Todd Lamitina, Department of Physiology, University of Pennsylvania, 3700 Hamilton Walk, Richards Research Building A700, Philadelphia, PA 19104, UK. Tel.: 215-898-3223; fax: 215-573-2273; e-mail: lamitina@mail.med.upenn.edu

Summary

The heat shock transcription factor (HSF) is a conserved regulator of heat shock-inducible gene expression. Organismal roles for HSF in physiological processes such as development, aging, and immunity have been defined largely through studies of the single Caenorhabditis elegans HSF homolog, hsf-1. However, the molecular and cell biological properties of hsf-1 in C. elegans are incompletely understood. We generated animals expressing physiological levels of an HSF-1::GFP fusion protein and examined its function, localization, and regulation in vivo. HSF-1::GFP was functional, as measured by its ability to rescue phenotypes associated with two hsf-1 mutant alleles. Rescue of hsf-1 development phenotypes was abolished in a DNA-binding-deficient mutant, demonstrating that the transcriptional targets of hsf-1 are critical to its function even in the absence of stress. Under nonstress conditions, HSF-1::GFP was found primarily in the nucleus.
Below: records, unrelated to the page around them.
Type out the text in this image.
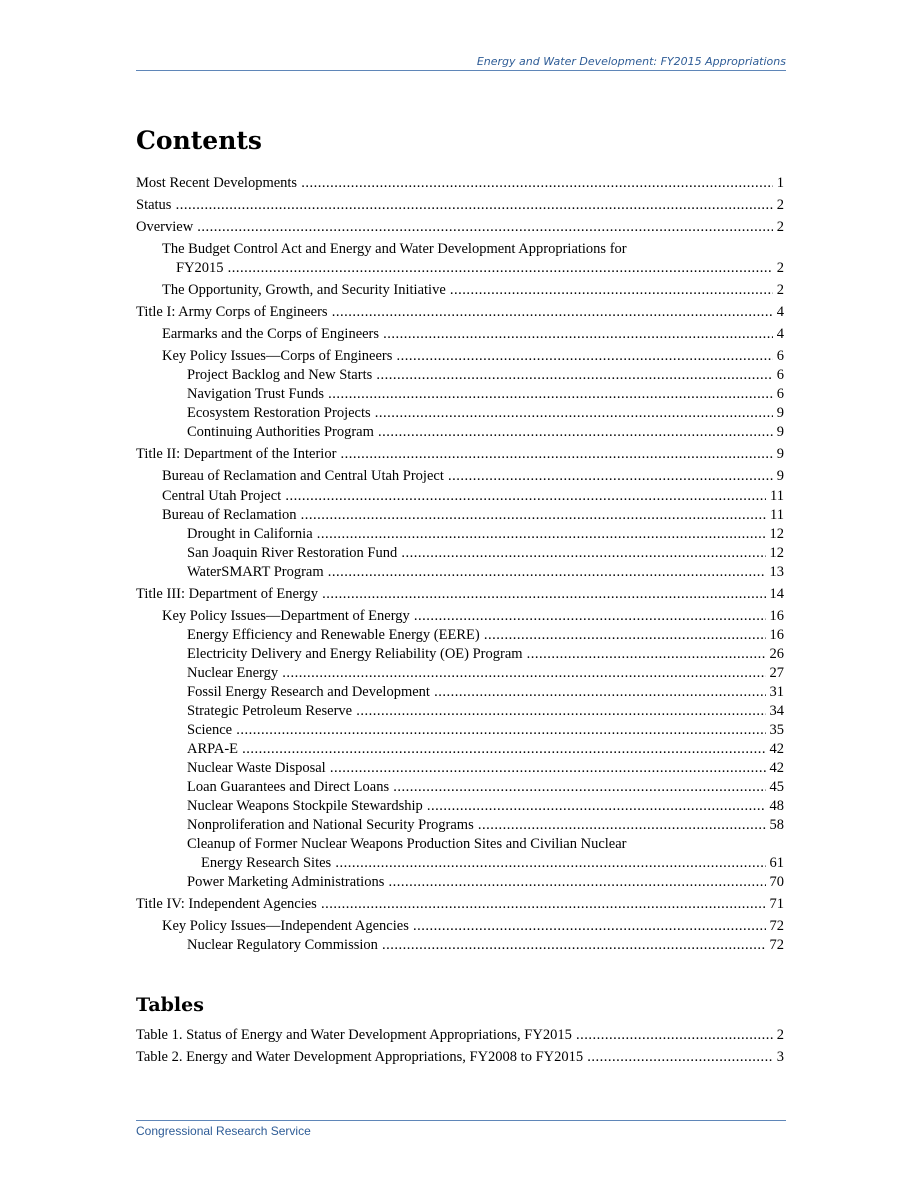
Energy and Water Development: FY2015 Appropriations
Contents
Most Recent Developments .....	1
Status .....	2
Overview .....	2
The Budget Control Act and Energy and Water Development Appropriations for
FY2015 .....	2
The Opportunity, Growth, and Security Initiative .....	2
Title I: Army Corps of Engineers .....	4
Earmarks and the Corps of Engineers .....	4
Key Policy Issues—Corps of Engineers .....	6
Project Backlog and New Starts .....	6
Navigation Trust Funds .....	6
Ecosystem Restoration Projects .....	9
Continuing Authorities Program .....	9
Title II: Department of the Interior .....	9
Bureau of Reclamation and Central Utah Project .....	9
Central Utah Project .....	11
Bureau of Reclamation .....	11
Drought in California .....	12
San Joaquin River Restoration Fund .....	12
WaterSMART Program .....	13
Title III: Department of Energy .....	14
Key Policy Issues—Department of Energy .....	16
Energy Efficiency and Renewable Energy (EERE) .....	16
Electricity Delivery and Energy Reliability (OE) Program .....	26
Nuclear Energy .....	27
Fossil Energy Research and Development .....	31
Strategic Petroleum Reserve .....	34
Science .....	35
ARPA-E .....	42
Nuclear Waste Disposal .....	42
Loan Guarantees and Direct Loans .....	45
Nuclear Weapons Stockpile Stewardship .....	48
Nonproliferation and National Security Programs .....	58
Cleanup of Former Nuclear Weapons Production Sites and Civilian Nuclear
Energy Research Sites .....	61
Power Marketing Administrations .....	70
Title IV: Independent Agencies .....	71
Key Policy Issues—Independent Agencies .....	72
Nuclear Regulatory Commission .....	72
Tables
Table 1. Status of Energy and Water Development Appropriations, FY2015 .....	2
Table 2. Energy and Water Development Appropriations, FY2008 to FY2015 .....	3
Congressional Research Service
Following heat shock, HSF-1::GFP rapidly and reversibly redistributed into dynamic, subnuclear structures that share many properties with human nuclear stress granules, including colocalization with markers of active transcription. Rapid formation of HSF-1 stress granules required HSF-1 DNA-binding activity, and the threshold for stress granule formation was altered by growth temperature. HSF-1 stress granule formation was not induced by inhibition of IGF signaling, a pathway previously suggested to function upstream of hsf-1. Our findings suggest that development, stress, and aging pathways may regulate HSF-1 function in distinct ways, and that HSF-1 nuclear stress granule formation is an evolutionarily conserved aspect of HSF-1 regulation in vivo.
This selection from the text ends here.